I'm very critical of the sloppy way in which many of the discussions about 'cyber war' have presented the issue.
Read the report Cyber war and Cyber Power: Issues for NATO Doctrine that I wrote for the NATO Defence College at
I hope the following will help clarify the discussion; :
1) For the US and Canada, their allies, and NATO, cyber war as the focus of concern is a misnomer; the real or potential use of cyber power by nations or terrorist groups should be the principle focus. Cyber war is just one outcome of the exercise of cyber power betwee nations.
To draw an analogy from naval thinking, since the writings of Alfred Mahan, sea power rather than naval war has been the preferred strategic frame of reference for the projection of state power on the oceans. Like 'naval war', cyber war conjures up legal, policy, military, and diplomatic considerations that inappropriately narrow the scope of relevant issues.
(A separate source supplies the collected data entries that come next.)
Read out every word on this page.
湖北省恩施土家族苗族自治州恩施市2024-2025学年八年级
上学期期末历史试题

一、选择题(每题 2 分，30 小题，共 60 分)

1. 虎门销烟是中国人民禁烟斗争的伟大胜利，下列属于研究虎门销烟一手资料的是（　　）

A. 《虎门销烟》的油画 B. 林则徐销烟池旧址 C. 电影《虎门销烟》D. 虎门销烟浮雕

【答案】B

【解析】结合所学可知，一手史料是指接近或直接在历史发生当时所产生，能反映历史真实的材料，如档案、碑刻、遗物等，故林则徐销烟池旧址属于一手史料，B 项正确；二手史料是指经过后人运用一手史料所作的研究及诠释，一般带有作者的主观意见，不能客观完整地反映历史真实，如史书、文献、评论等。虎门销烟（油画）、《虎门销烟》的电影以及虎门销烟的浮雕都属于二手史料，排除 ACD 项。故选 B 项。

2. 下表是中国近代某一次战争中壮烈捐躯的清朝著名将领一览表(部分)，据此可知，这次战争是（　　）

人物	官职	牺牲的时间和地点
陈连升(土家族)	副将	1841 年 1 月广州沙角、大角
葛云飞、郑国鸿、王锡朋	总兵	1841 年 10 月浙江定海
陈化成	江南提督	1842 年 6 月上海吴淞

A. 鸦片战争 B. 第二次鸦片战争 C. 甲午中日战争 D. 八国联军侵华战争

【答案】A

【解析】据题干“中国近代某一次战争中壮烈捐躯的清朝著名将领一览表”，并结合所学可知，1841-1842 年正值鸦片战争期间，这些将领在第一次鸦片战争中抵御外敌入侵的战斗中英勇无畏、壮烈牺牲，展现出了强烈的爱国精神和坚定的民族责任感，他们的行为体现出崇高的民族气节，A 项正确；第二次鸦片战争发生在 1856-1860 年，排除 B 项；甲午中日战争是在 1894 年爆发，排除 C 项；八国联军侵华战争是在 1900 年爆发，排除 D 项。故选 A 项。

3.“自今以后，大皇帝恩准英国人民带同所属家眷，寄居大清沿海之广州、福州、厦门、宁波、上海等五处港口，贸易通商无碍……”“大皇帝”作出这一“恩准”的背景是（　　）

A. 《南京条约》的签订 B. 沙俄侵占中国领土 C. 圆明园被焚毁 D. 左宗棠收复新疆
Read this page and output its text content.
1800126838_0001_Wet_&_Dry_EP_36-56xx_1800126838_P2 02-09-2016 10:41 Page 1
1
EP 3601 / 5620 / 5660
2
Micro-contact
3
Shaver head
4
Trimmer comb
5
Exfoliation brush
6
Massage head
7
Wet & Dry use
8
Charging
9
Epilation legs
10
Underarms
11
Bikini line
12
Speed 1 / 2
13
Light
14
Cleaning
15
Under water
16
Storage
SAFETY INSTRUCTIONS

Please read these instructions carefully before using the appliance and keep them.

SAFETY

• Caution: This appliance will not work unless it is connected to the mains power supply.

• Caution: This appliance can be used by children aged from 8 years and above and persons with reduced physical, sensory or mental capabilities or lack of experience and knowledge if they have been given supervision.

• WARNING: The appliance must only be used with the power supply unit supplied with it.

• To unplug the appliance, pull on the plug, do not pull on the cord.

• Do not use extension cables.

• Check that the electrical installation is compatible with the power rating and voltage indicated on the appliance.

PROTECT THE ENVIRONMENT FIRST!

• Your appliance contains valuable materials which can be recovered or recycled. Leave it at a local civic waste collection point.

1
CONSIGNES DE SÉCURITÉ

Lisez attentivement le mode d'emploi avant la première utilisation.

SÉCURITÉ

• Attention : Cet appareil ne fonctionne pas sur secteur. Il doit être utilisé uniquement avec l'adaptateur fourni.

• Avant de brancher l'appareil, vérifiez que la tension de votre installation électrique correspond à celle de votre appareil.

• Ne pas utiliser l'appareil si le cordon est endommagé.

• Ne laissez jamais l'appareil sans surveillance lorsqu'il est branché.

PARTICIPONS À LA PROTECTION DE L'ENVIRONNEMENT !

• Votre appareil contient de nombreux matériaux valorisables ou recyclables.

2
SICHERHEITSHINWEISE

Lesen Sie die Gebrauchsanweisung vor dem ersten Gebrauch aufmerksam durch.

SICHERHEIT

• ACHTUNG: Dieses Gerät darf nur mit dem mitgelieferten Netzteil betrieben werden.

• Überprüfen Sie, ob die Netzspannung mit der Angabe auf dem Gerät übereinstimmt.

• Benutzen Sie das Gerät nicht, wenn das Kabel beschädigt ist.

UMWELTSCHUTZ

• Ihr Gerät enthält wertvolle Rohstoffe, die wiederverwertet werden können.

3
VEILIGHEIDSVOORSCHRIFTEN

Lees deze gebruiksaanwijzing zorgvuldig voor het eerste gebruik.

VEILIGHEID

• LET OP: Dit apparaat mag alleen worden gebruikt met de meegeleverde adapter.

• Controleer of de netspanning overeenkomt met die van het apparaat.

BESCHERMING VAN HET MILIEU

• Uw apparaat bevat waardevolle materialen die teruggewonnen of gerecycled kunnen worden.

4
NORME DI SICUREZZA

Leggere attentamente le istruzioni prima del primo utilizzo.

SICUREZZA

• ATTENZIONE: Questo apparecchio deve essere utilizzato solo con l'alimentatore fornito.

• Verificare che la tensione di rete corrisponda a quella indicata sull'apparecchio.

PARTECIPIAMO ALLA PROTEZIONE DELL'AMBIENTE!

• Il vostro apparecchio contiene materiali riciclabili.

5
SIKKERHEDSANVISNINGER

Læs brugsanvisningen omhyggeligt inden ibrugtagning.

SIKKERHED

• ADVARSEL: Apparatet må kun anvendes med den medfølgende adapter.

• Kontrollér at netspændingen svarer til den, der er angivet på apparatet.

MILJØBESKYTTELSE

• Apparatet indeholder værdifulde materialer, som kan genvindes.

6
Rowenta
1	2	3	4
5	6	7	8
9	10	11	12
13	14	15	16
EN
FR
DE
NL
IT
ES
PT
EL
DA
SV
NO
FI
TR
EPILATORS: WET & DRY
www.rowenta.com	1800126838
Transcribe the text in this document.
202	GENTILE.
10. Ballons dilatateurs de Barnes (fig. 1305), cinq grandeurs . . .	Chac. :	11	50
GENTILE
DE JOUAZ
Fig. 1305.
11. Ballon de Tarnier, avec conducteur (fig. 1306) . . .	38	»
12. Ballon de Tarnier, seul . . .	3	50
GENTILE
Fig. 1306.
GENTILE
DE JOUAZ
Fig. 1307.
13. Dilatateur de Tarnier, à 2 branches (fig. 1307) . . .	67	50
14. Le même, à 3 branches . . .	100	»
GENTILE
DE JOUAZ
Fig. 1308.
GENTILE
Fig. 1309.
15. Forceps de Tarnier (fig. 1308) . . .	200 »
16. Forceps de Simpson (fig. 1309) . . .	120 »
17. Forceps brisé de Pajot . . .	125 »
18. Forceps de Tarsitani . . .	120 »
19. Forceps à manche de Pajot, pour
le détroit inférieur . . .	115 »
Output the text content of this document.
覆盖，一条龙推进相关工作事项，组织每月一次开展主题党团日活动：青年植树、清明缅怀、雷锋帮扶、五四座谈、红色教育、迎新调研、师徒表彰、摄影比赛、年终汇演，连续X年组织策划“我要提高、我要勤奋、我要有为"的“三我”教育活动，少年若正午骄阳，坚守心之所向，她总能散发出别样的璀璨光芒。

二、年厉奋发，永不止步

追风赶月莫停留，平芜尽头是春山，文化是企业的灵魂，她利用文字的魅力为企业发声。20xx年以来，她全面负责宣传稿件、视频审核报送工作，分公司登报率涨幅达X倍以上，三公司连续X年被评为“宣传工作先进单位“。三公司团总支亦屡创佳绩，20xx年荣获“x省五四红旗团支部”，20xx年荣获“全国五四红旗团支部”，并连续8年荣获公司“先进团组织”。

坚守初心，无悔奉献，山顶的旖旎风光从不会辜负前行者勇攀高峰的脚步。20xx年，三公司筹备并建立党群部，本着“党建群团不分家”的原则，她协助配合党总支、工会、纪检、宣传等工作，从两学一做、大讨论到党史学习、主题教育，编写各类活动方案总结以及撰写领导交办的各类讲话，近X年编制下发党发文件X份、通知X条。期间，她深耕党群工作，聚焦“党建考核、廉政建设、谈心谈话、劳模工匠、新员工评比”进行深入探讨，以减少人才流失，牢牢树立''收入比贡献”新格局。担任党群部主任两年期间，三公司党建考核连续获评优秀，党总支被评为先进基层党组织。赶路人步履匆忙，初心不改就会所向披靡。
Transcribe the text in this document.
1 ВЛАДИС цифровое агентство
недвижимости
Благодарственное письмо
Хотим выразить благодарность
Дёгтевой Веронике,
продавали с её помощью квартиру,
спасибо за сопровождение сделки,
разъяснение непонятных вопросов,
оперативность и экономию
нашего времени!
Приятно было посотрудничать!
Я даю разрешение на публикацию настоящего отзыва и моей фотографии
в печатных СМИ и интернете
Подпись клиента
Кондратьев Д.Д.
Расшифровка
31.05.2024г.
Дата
Cyber space is better thought of as a new theater for states to exercise cyber power and not just to conduct cyber war.
In nuanced ways perhaps not yet seen, cyber power can involve both the projection of state power as well as the creative use of active defenses, all in concert with other military, diplomatic, information and economic tools. The projection of cyber power with both offensive and defensive elements must be a component of national and NATO security doctrine for the future.
2)In large-scale warfare it doesn't make much sense to launch disruptive cyber attacks without any 'kinetic' (bombs and bullets) accompaniment. In other words, I totally disagree with the scare-mongers who predict a full scale cyber war waged only with computers. Disruptive cyber attacks can destroy important data and disrupt communications, and perhaps seriously affect physical operations like transportation and the management of large scale networks like electric power. But even now major electric blackouts or communications systems failures are not unknown, and yet advanced countries manage to carry on. While the impact of cyber attacks may be hard to gauge in advance -- a consideration of concern to the attacker every bit as much as to those attacked -- the effect of disruptive cyber attack is to throw sand in the gears.